What Does Your Loan Cost You?

Let’s say that you want to buy a $500,000 property. That means you only need to raise a deposit, which could be as little as $50,000, right?

This is the first thing that pops up to many investors’ minds when they look at the cost of the property they want to buy. But when they think a bit harder, they realise that there are so many additional costs involved.

It’s like buying a property thinking that you’ll only have to touch it up a bit. But the closer you look, more and more issues start showing up. At one point, you realise that the property requires a ton of work.

Of course, seasoned investors already know how this works very well.

Rookies, on the other hand, often overlook many costs associated with taking out a loan and purchasing a property. 

So what are those additional costs that you’ll have to take into account?

First, you have your general acquisition costs. These include stamp duty, legal costs, and inspection costs, to name a few.

As far as stamp duty goes, you should know that it varies from one state to another. This is why it’s crucial that you research your chosen state and enter the correct one on your application. Otherwise, you might run into trouble or overpay the stamp duty.

As for legal and inspection costs, it’s best that you talk to your lawyer or solicitor about them. You can call them and say that you’re thinking of buying a property for XXX dollars, and you need an estimate based on that valuation.

Aside from the acquisition costs, you’ll often face application fees. It’s vital that you get these fees in writing so that you know exactly what to expect. 

You may also have to pay the valuation fees, which can vary greatly. Some banks will do the valuation for free, while others will provide you with a list of valuers to reach out to. 

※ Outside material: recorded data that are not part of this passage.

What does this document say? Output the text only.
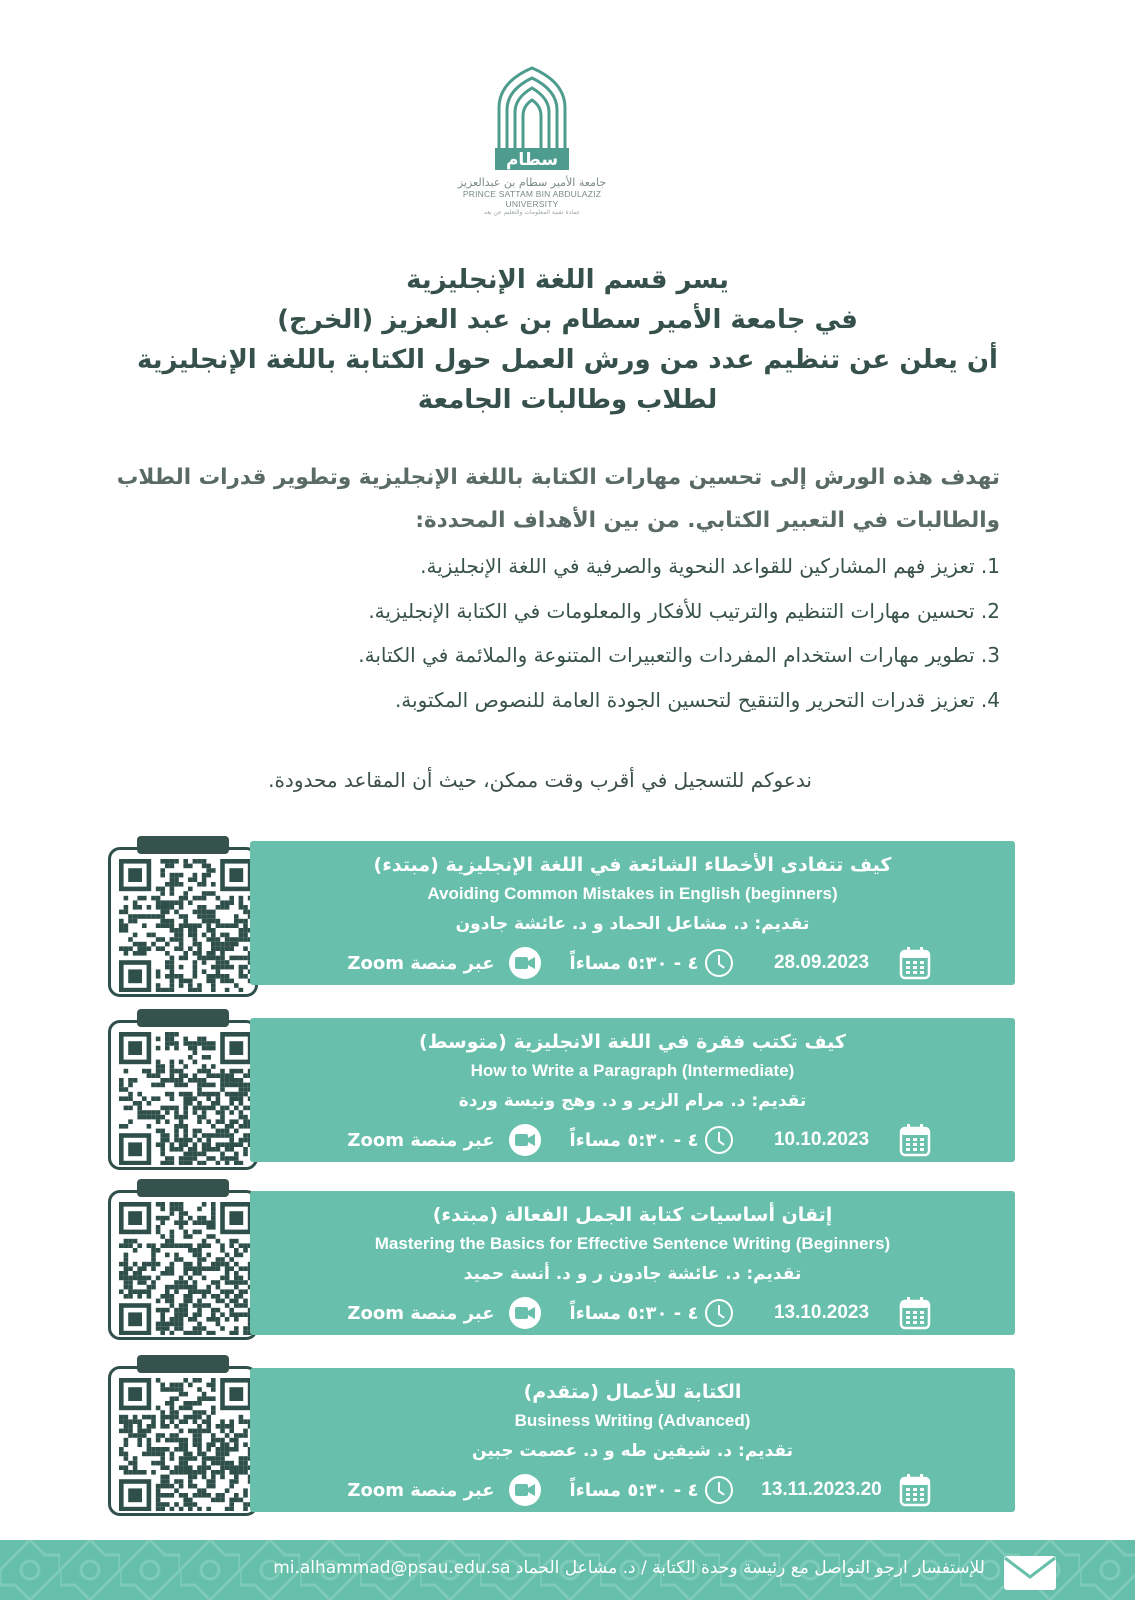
سطام
جامعة الأمير سطام بن عبدالعزيز
PRINCE SATTAM BIN ABDULAZIZ UNIVERSITY
عمادة تقنية المعلومات والتعليم عن بعد
يسر قسم اللغة الإنجليزية
في جامعة الأمير سطام بن عبد العزيز (الخرج)
أن يعلن عن تنظيم عدد من ورش العمل حول الكتابة باللغة الإنجليزية
لطلاب وطالبات الجامعة
تهدف هذه الورش إلى تحسين مهارات الكتابة باللغة الإنجليزية وتطوير قدرات الطلاب
والطالبات في التعبير الكتابي. من بين الأهداف المحددة:
1. تعزيز فهم المشاركين للقواعد النحوية والصرفية في اللغة الإنجليزية.
2. تحسين مهارات التنظيم والترتيب للأفكار والمعلومات في الكتابة الإنجليزية.
3. تطوير مهارات استخدام المفردات والتعبيرات المتنوعة والملائمة في الكتابة.
4. تعزيز قدرات التحرير والتنقيح لتحسين الجودة العامة للنصوص المكتوبة.
ندعوكم للتسجيل في أقرب وقت ممكن، حيث أن المقاعد محدودة.
كيف تتفادى الأخطاء الشائعة في اللغة الإنجليزية (مبتدء)
Avoiding Common Mistakes in English (beginners)
تقديم: د. مشاعل الحماد و د. عائشة جادون
عبر منصة Zoom	٤ - ٥:٣٠ مساءاً	28.09.2023
كيف تكتب فقرة في اللغة الانجليزية (متوسط)
How to Write a Paragraph (Intermediate)
تقديم: د. مرام الزير و د. وهج ونيسة وردة
عبر منصة Zoom	٤ - ٥:٣٠ مساءاً	10.10.2023
إتقان أساسيات كتابة الجمل الفعالة (مبتدء)
Mastering the Basics for Effective Sentence Writing (Beginners)
تقديم: د. عائشة جادون ر و د. أنسة حميد
عبر منصة Zoom	٤ - ٥:٣٠ مساءاً	13.10.2023
الكتابة للأعمال (متقدم)
Business Writing (Advanced)
تقديم: د. شيفين طه و د. عصمت جبين
عبر منصة Zoom	٤ - ٥:٣٠ مساءاً	13.11.2023.20
للإستفسار ارجو التواصل مع رئيسة وحدة الكتابة / د. مشاعل الحماد mi.alhammad@psau.edu.sa
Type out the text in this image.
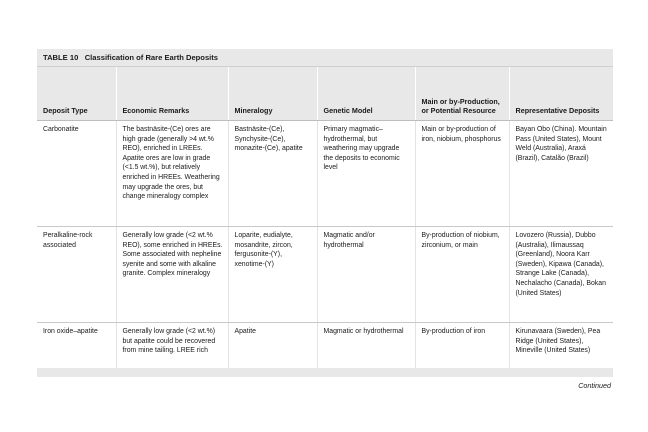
TABLE 10 Classification of Rare Earth Deposits
Deposit Type	Economic Remarks	Mineralogy	Genetic Model	Main or by-Production, or Potential Resource	Representative Deposits
Carbonatite	The bastnäsite-(Ce) ores are high grade (generally >4 wt.% REO), enriched in LREEs. Apatite ores are low in grade (<1.5 wt.%), but relatively enriched in HREEs. Weathering may upgrade the ores, but change mineralogy complex	Bastnäsite-(Ce), Synchysite-(Ce), monazite-(Ce), apatite	Primary magmatic–hydrothermal, but weathering may upgrade the deposits to economic level	Main or by-production of iron, niobium, phosphorus	Bayan Obo (China). Mountain Pass (United States), Mount Weld (Australia), Araxá (Brazil), Catalão (Brazil)
Peralkaline-rock associated	Generally low grade (<2 wt.% REO), some enriched in HREEs. Some associated with nepheline syenite and some with alkaline granite. Complex mineralogy	Loparite, eudialyte, mosandrite, zircon, fergusonite-(Y), xenotime-(Y)	Magmatic and/or hydrothermal	By-production of niobium, zirconium, or main	Lovozero (Russia), Dubbo (Australia), Ilimaussaq (Greenland), Noora Karr (Sweden), Kipawa (Canada), Strange Lake (Canada), Nechalacho (Canada), Bokan (United States)
Iron oxide–apatite	Generally low grade (<2 wt.%) but apatite could be recovered from mine tailing. LREE rich	Apatite	Magmatic or hydrothermal	By-production of iron	Kirunavaara (Sweden), Pea Ridge (United States), Mineville (United States)
Continued
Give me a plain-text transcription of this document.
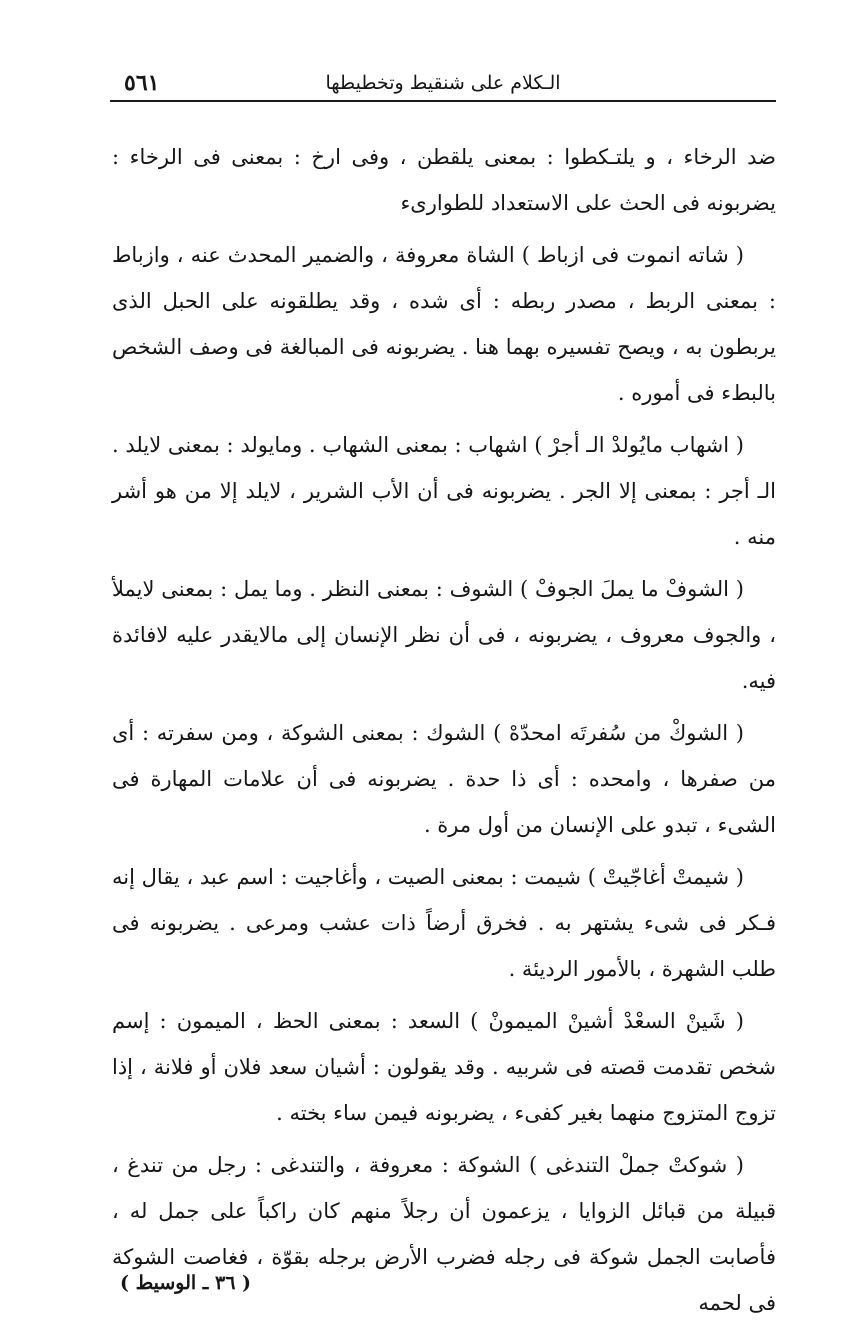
٥٦١	الـكلام على شنقيط وتخطيطها

ضد الرخاء ، و يلتـكطوا : بمعنى يلقطن ، وفى ارخ : بمعنى فى الرخاء : يضربونه فى الحث على الاستعداد للطوارىء

( شاته انموت فى ازباط ) الشاة معروفة ، والضمير المحدث عنه ، وازباط : بمعنى الربط ، مصدر ربطه : أى شده ، وقد يطلقونه على الحبل الذى يربطون به ، ويصح تفسيره بهما هنا . يضربونه فى المبالغة فى وصف الشخص بالبطء فى أموره .

( اشهاب مايُولدْ الـ أجرْ ) اشهاب : بمعنى الشهاب . ومايولد : بمعنى لايلد . الـ أجر : بمعنى إلا الجر . يضربونه فى أن الأب الشرير ، لايلد إلا من هو أشر منه .

( الشوفْ ما يملَ الجوفْ ) الشوف : بمعنى النظر . وما يمل : بمعنى لايملأ ، والجوف معروف ، يضربونه ، فى أن نظر الإنسان إلى مالايقدر عليه لافائدة فيه.

( الشوكْ من سُفرتَه امحدّهْ ) الشوك : بمعنى الشوكة ، ومن سفرته : أى من صفرها ، وامحده : أى ذا حدة . يضربونه فى أن علامات المهارة فى الشىء ، تبدو على الإنسان من أول مرة .

( شيمتْ أغاجّيتْ ) شيمت : بمعنى الصيت ، وأغاجيت : اسم عبد ، يقال إنه فـكر فى شىء يشتهر به . فخرق أرضاً ذات عشب ومرعى . يضربونه فى طلب الشهرة ، بالأمور الرديئة .

( شَينْ السعْدْ أشينْ الميمونْ ) السعد : بمعنى الحظ ، الميمون : إسم شخص تقدمت قصته فى شربيه . وقد يقولون : أشيان سعد فلان أو فلانة ، إذا تزوج المتزوج منهما بغير كفىء ، يضربونه فيمن ساء بخته .

( شوكتْ جملْ التندغى ) الشوكة : معروفة ، والتندغى : رجل من تندغ ، قبيلة من قبائل الزوايا ، يزعمون أن رجلاً منهم كان راكباً على جمل له ، فأصابت الجمل شوكة فى رجله فضرب الأرض برجله بقوّة ، فغاصت الشوكة فى لحمه

( ٣٦ ـ الوسيط )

When you do, bear in mind that the fees can be way above what you should pay. Some valuers are very busy, so they jack up the prices simply because they don’t want to take on more work. 

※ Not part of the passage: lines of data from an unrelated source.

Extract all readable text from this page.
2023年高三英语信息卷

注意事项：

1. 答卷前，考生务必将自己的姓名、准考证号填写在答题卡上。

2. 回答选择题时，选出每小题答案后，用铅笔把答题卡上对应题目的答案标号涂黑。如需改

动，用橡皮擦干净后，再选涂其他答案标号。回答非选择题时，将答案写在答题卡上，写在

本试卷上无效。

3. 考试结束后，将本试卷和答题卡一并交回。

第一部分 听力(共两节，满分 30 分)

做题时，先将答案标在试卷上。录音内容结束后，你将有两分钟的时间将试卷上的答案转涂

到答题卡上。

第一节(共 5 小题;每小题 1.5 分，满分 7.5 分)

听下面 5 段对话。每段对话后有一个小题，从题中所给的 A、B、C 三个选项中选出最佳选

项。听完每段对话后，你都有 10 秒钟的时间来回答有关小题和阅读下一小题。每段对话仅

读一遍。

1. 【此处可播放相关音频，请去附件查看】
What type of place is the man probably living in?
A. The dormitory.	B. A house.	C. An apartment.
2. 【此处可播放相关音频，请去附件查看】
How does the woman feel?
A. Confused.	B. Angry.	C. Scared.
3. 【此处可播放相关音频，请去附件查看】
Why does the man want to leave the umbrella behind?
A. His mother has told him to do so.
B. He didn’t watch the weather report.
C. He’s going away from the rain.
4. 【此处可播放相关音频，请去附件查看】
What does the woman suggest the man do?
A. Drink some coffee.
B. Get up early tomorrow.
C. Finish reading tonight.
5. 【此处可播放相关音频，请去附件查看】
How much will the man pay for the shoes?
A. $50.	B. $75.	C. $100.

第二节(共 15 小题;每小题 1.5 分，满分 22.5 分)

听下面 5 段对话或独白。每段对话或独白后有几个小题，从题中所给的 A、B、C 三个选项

The next thing you’ll have to check is the interest rate, coupled with the banks’ fees. When you do, make sure to compare loans like apples for apples. Sometimes, the way the loan gets presented doesn’t really paint the right picture, so you might end up overpaying down the line.

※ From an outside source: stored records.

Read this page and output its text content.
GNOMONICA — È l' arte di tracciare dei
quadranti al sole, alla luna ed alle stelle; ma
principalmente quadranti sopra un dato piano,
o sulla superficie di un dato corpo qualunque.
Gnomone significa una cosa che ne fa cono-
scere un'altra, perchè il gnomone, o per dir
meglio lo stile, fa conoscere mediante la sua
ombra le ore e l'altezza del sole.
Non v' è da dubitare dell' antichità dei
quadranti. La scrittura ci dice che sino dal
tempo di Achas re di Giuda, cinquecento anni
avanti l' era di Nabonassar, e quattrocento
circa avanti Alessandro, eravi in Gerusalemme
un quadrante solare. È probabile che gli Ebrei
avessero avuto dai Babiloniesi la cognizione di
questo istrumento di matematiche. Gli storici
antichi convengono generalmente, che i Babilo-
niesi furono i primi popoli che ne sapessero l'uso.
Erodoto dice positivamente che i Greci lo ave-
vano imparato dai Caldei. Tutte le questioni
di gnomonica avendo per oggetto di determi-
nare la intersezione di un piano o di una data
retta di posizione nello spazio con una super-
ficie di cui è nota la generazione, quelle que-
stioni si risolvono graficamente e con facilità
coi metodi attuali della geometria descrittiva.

For example, you might find an interest-only loan at a rate of 4.7%. In some cases, it would be better to go with a loan that comes at 5%. This may be the case if the latter loan has much lower fees.

Furthermore, some banks have ongoing monthly fees. These can add up to a hefty sum of money in the long run.

This is why it pays to bring in a broker and work with them. A good broker can crunch the numbers for you and show you a better option. You’ll be sure that you’re choosing the right one without having to struggle with doing all sorts of calculations.

Generally speaking, the best way to see how much your loan will cost you is also the simplest:

Just ask.

Reach out to a banker or broker and tell them that you want to take out a loan. Then, ask them to put all associated costs in writing and give the information to you.

Don’t underestimate the power that even the slightest of changes in fees and costs can have. Over time, you might either waste or save a ton of money, depending on how you do your research.